Pero colocados los puntos sobre las íes, también reclamo el derecho a no ser hostigado en televisión, calles, plazas y sitios públicos por lo que se creen las “reinas del universo” y nosotros sus vasallos. Tampoco es eso. Tan imperdonables e intransigentes son los que no comprenden su manera de amar y dar salida a ese sentimiento, tachándolos de todo lo más ofensivo posible, como los que invaden la calle que es de todos, con el permiso y beneplácito de nuestras autoridades, exhibiendo sus anatomías provocativos y desafiantes y alardeando de su homosexualidad, como si fuera un derecho y un orgullo su metamorfosis sentimental, sin importarles que están usando una calle que es patrimonio de todos y no todos sentimos el dudoso placer de presenciar esas bacanales y mariconadas. Aquí, si se pasan varios pueblos e incluso capitales, ya que no persiguen el reconocimiento a sus derechos, que nadie le duda ya, sino a refregarnos y provocarnos con su procacidad. Es como si los heterosexuales fuéramos haciendo ostentación de nuestros atributos y obrando con entera libertad en el terreno pasional públicamente, escarneciendo a todos los que no sienten de idéntica forma. Seguro que seríamos detenidos por alteración del orden público y escándalo. Al paso que vamos para cualquier opción o destino, trabajo u ocupación, se va a necesitar ser miembro del colectivo del Arco Iris, porque lo contrario será considerado extraño y poco recomendable.

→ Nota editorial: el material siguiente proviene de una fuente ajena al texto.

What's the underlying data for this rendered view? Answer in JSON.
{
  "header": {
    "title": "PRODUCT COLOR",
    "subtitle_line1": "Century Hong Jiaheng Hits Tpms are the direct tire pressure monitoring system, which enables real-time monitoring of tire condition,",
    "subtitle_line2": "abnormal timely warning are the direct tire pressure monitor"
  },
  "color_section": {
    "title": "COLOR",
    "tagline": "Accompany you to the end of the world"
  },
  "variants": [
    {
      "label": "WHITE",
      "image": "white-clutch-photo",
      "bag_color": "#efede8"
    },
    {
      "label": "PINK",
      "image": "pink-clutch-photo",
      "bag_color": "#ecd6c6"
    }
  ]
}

Y para colmo, mi paisana y ponderada ministra de la Igual-dá, presidiendo esa aglomeración de culos, tetas, rabos, pingajos y demostraciones lascivas y lujuriosas ante la vista de todo el mundo, incluso de nuestros menores. Creo que se está desmadrando bastante esta señora con su afán de destacar, no siempre acertado. Es mi modesta opinión como ciudadano libre y civilizado.
Tengo amigos excelentes y amigas magníficas que son homosexuales y lesbianas e incluso viven maritalmente y nos tratamos con total cordialidad y respeto a los sentimientos de unos y otros. Nuca he discriminado a nadie por su especial manera de sentir, siempre que no se metan en mi cama para desahogarse ante mis narices, porque tampoco se lo toleraría a un heterosexual, ni me refrieguen con mala leche su desnudez y lascivia y encima me intenten demostrar que son los únicos que deben sentir el orgullo por lo que son. Es decir, que los demás somos los equivocados.

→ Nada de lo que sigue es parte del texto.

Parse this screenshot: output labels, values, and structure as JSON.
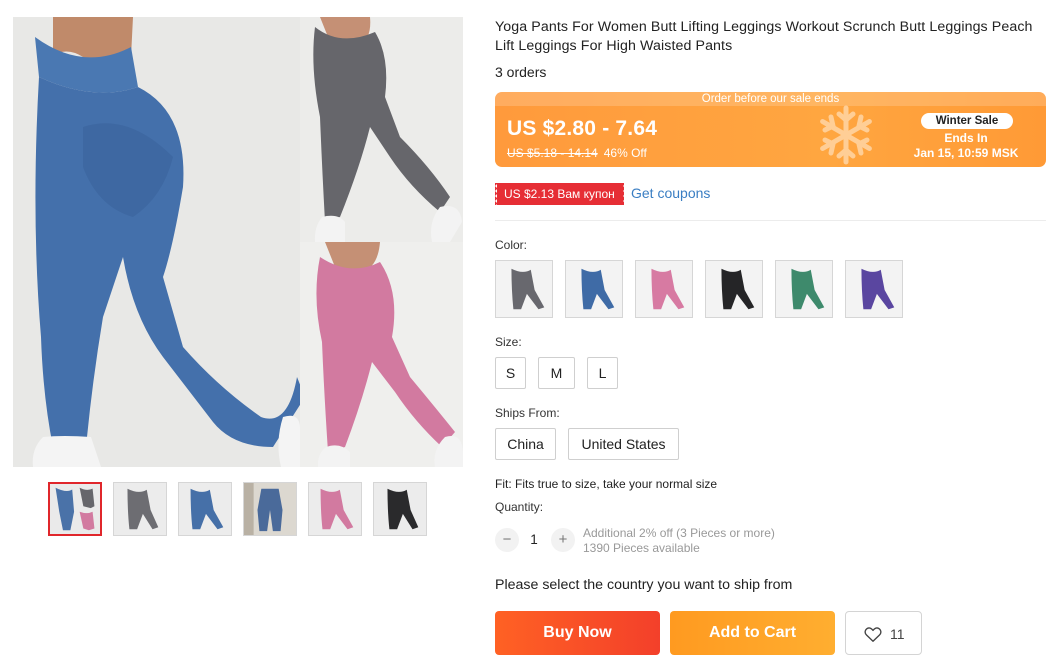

No tengo por qué inmiscuirme y juzgar su manera de vivir, pensar y sentir.¿ Si se aman, por qué no van a satisfacer ese sentimiento y gozar esa pasión?. Cada cual es dueño de su mente y de su cuerpo. Pero, insisto, no me va eso del “orgullo gay”, con ostentación y alevosía, porque lo considero ganas de jorobar al prójimo y ofender a los que no ven bien esa carnavalada grotesca, impúdica e innecesaria. A Dios lo que es de Dios y al César lo que es del César, aunque en este caso especial cambiando sus protagonistas.